Roland Teo from Singapore and Jagath Guru from Myanmar weigh in
“I’m concerned about companies not having visibility over their supply chains.
“I find it intriguing that many companies continue into the unknown without having visibility over key areas such as country of origin, shipment/delivery accuracy, physical security, internal processes & social and environmental accountabilities/ responsibilities.
“I think there is a dichotomy between strategy and operation and we need to stop treating [the] symptoms and instead get to the root cause. As an in-house risk manager for two decades, I find that many companies [don’t] see the forest for the trees, treating operational risks and symptoms instead of strategic risks and the root cause in their supply chain risk management.
“The key [to overcoming this] is to align strategy with risk management by establishing governance, leadership and management in the supply chain with a robust risk assessment regime to treat the root cause and mitigate risk in an accurate and timely manner.
”The culture of resisting change and maintaining the status quo would be the biggest challenge [to mitigating this]. It is dangerous when we allow apathy and complacency to grow in the organisation and when we assure ourselves that we are ‘good’.

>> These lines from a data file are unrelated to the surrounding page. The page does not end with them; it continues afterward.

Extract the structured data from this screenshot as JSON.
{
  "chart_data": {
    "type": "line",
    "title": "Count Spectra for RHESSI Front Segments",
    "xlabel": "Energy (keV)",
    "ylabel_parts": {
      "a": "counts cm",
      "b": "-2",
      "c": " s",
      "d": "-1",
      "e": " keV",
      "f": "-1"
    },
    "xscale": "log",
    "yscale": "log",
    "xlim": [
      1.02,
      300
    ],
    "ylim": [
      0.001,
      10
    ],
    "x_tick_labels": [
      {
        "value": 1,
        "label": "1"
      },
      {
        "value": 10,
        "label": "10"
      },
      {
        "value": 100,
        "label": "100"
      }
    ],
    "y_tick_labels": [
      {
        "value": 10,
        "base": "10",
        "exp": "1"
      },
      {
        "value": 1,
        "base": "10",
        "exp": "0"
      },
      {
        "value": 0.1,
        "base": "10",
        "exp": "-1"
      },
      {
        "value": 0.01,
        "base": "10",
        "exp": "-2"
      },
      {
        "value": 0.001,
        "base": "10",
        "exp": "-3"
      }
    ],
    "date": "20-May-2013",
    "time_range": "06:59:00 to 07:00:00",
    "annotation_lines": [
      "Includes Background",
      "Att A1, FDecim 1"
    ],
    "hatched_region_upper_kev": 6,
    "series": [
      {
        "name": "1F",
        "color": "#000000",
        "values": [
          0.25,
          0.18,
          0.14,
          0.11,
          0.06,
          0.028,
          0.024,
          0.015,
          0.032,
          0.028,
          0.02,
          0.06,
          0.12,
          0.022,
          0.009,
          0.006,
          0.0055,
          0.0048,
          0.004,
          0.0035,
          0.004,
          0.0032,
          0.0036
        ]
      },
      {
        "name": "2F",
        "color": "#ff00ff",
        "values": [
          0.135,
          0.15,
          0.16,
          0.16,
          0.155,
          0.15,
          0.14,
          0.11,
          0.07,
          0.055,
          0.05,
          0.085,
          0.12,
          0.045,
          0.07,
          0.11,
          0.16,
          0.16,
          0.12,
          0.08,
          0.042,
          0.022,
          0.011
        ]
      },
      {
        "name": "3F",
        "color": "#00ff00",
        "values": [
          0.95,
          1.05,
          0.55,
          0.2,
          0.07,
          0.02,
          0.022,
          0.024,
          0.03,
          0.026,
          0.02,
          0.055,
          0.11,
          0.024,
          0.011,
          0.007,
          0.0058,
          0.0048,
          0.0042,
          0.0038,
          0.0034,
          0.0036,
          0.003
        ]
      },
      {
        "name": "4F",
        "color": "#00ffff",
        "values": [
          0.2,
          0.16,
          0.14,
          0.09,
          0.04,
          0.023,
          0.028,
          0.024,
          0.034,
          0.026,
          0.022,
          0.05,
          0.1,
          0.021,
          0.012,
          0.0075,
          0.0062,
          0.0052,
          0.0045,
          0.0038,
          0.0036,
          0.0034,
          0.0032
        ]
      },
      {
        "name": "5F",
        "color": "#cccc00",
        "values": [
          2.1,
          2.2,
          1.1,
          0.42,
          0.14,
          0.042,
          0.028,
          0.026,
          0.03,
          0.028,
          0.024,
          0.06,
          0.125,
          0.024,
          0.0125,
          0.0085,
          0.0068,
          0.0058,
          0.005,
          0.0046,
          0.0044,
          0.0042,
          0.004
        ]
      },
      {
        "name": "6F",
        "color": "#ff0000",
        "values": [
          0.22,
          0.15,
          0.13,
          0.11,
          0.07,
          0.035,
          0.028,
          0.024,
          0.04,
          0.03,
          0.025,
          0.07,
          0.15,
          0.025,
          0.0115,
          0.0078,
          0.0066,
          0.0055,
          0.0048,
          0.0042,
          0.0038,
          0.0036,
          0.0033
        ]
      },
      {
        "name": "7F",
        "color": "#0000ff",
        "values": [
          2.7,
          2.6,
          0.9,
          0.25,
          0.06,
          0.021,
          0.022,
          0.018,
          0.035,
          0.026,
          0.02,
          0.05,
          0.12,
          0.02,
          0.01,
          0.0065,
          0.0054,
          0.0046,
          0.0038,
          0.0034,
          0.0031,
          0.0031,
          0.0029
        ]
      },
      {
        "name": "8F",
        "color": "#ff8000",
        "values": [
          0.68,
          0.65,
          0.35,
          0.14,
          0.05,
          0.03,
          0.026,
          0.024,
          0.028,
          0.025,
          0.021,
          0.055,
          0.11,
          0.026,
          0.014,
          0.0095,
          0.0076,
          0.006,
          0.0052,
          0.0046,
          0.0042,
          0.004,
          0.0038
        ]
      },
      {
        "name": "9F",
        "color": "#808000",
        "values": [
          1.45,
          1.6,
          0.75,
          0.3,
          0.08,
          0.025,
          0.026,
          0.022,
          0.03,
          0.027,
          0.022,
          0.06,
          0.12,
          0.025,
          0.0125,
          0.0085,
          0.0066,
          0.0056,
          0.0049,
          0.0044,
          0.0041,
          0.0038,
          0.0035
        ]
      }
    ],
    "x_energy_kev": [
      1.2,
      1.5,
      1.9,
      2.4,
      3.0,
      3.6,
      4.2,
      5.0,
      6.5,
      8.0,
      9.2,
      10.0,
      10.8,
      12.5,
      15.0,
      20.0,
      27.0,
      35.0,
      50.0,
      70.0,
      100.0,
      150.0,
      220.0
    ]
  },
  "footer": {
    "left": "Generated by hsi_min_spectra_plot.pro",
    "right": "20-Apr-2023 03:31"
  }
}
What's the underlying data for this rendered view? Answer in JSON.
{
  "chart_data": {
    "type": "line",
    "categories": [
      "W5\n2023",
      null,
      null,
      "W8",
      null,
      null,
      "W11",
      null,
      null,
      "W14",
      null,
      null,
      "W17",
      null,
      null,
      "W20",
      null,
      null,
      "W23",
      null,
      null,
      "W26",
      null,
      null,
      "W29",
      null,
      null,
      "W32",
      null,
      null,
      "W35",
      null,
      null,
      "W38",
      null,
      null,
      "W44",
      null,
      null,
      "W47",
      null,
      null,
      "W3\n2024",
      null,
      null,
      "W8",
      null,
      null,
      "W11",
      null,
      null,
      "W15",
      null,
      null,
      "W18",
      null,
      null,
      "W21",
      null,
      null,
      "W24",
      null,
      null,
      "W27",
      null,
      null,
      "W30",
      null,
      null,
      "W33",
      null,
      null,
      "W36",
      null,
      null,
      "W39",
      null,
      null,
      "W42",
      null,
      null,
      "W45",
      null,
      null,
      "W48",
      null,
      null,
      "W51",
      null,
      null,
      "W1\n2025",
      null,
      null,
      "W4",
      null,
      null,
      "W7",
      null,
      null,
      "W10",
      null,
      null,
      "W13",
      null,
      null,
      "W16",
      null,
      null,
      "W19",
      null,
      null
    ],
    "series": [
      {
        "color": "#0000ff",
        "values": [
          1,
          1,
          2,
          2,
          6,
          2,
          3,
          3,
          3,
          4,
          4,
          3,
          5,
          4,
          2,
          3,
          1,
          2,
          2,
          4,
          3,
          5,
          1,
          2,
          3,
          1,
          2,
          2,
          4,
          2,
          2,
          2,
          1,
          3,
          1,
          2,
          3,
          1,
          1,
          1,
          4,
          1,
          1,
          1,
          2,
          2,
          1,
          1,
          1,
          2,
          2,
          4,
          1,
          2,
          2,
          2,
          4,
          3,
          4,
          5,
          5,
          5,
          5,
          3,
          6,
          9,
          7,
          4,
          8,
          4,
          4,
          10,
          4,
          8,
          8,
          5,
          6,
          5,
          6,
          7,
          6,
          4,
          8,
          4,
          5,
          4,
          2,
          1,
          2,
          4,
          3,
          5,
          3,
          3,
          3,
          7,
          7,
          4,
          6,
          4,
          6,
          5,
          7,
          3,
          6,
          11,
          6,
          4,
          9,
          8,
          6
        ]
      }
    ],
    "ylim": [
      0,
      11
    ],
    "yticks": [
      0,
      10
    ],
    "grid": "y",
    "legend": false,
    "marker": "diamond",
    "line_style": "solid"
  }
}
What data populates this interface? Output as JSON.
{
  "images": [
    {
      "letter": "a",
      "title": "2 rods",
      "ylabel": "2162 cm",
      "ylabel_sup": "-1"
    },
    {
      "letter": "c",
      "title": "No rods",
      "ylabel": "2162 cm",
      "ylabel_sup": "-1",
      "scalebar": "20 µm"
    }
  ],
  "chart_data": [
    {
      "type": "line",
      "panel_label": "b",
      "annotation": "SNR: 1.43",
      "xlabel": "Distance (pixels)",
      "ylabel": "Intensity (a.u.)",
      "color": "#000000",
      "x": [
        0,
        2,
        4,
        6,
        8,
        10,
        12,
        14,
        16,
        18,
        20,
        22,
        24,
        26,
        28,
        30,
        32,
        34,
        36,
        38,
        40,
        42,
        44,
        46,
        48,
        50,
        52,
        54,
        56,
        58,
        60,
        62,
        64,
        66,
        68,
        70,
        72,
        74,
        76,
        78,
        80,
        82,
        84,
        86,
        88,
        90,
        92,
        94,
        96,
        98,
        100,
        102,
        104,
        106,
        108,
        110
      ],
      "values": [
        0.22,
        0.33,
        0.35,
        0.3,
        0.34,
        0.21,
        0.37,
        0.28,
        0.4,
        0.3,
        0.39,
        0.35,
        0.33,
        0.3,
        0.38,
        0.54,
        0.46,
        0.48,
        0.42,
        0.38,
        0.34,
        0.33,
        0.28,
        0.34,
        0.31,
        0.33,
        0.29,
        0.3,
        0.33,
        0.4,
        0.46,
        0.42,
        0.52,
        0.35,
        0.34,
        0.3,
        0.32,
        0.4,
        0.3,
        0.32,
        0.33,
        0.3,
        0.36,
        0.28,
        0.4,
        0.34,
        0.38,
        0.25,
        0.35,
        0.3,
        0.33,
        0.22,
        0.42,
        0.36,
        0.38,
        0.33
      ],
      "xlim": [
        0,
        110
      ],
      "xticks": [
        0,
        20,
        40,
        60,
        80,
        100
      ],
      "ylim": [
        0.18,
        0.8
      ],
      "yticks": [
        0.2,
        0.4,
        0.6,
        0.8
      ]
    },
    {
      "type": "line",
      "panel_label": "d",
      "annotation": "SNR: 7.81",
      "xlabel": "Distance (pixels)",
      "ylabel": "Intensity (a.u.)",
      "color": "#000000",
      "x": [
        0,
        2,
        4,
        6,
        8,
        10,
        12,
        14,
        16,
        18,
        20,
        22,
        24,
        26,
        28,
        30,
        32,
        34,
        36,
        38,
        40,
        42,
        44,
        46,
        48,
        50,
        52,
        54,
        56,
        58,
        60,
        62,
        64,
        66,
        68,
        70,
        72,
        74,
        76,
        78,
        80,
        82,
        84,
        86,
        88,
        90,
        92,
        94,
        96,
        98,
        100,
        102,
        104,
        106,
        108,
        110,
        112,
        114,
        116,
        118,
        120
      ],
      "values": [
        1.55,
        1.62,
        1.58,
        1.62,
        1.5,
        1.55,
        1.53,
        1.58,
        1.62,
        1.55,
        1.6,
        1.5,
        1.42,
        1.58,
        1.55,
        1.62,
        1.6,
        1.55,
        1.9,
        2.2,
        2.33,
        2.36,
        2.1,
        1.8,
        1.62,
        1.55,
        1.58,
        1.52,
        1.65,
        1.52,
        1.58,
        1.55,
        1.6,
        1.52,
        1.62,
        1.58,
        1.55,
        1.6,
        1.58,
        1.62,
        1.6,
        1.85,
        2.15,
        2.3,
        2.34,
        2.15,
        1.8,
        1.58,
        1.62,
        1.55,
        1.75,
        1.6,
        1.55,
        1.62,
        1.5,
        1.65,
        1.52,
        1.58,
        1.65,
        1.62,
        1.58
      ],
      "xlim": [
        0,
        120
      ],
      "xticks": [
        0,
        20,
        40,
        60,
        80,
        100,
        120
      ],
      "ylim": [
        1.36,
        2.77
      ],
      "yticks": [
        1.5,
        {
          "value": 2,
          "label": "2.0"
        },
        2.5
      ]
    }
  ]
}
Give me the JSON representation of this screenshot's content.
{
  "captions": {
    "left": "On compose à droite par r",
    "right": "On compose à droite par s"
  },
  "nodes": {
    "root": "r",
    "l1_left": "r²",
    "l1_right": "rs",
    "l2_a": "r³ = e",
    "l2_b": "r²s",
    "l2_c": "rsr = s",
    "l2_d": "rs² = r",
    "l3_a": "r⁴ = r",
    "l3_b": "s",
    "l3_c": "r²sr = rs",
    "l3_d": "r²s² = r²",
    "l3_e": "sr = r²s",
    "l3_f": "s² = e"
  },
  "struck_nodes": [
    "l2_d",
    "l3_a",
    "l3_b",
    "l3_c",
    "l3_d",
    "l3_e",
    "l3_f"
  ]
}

“Recently the Institute of Singapore Chartered Accountants (ISCA) and KPMG conducted a study, supported by the Singapore Exchange (SGX), which showed that ‘many firms sought only to comply with rules but might not see benefits of practice’. KPMG added that ‘we need to see more improvement on the behavioural aspects – the part about people, about the tone of the [risk] culture, and the rationale of why a company should care about risk governance’.”
“Our organisation and the products we produce are dependent on machinery. As such, the associated risks or factors that could curtail or hinder the machinery and equipment from operating at an optimum level is our single biggest concern.
“This risk is strongly linked to other risks. One of these is the disruption to electrical supply. Another is the breakdown of machinery and the time required in getting machines up and running again.
“To manage the risk of electric outages, we have generators that automatically kick in within seconds once there is an outage. We also have regular preventative maintenance scheduled in, which is part of our internal supply chain processes.
“Our supply chain department carries out business continuity planning exercises with simulation scenarios or desktop scenarios. The idea is to go through the thinking process, determine the ‘gap’ rectification required, and work towards addressing the ‘gap’ as part of working towards readiness if a similar situation occurs.
“More training is needed, however, to build up technical staff capability and robust processes built through understanding supply chain and forecasting and to understand the other bottlenecks.
“In managing the risks, it is important for me to understand the risk appetite of the organisation in relation to its business model, strategy and its business execution and, accordingly, from here the need to map all relevant risks that could lead to undesired risk appetite – and to best disseminate them by cascading them to the relevant risk owners and following up, to see how they could effectively manage this with the organisation’s risk appetite with necessary actions.”